Stonehenge 3 IV (MÖ 2280 - MÖ 1930)

Bu evrede mavi taşlar daha da yeniden düzenlenmiştir. Bunlar iki sarsen halkası arasında bir daire ve iç halkanın merkezinde bir oval şeklinde düzenlenmiştir. Bazı arkeologlar bu mavi taşlardan bazılarının Galler'den getirilen ikinci bir gruba ait olduğunu iddia etmektedir. Tüm taşlar, Stonehenge 3 III'te çıkarılan bağlantı lentolarının hiçbiri olmadan iyi aralıklı dikmeler oluşturmuştur. Sunak Taşı bu sırada ovalin içinde hareket ettirilmiş ve dikey olarak yeniden dikilmiş olabilir. Bu, çalışmanın en etkileyici aşaması gibi görünse de, Stonehenge 3 IV, yeni yerleştirilen mavi taşlar iyi temellendirilmediğinden ve devrilmeye başladığından, hemen öncekilere kıyasla oldukça kötü bir şekilde inşa edilmiştir.
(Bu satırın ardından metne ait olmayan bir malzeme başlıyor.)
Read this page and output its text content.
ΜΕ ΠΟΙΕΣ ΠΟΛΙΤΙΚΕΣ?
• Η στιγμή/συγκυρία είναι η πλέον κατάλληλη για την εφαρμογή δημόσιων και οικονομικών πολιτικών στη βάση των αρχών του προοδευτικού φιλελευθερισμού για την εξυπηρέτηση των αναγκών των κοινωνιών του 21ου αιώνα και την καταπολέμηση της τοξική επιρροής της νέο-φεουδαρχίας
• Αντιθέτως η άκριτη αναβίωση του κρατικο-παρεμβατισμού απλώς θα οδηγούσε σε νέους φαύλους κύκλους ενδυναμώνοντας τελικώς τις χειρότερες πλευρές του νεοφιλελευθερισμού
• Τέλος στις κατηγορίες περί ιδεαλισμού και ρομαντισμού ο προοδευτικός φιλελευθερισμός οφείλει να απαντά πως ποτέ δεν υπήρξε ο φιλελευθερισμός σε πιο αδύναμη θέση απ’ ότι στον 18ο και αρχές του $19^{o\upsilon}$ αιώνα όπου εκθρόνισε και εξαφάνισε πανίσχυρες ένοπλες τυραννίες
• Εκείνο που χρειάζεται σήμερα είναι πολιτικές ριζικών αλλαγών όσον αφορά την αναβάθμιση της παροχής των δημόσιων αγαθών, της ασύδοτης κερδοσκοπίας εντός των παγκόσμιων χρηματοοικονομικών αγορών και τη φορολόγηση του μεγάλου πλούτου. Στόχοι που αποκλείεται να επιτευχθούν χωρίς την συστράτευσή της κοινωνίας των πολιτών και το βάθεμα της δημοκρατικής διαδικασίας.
Ancak bu aşamadan sonra sadece küçük değişiklikler yapılmıştır.

Tüm alanın bilgisayar görüntüsü

Stonehenge 3 V (MÖ 1930 - MÖ 1600)

Kısa bir süre sonra, Evre 3 IV bluestone çemberinin kuzeydoğu bölümü kaldırılarak, merkezi sarsen Trilithon'ların şeklini yansıtan at nalı şeklinde bir ortam (Bluestone Horseshoe) yaratılmıştır. Bu evre Norfolk'taki Seahenge alanı ile çağdaştır.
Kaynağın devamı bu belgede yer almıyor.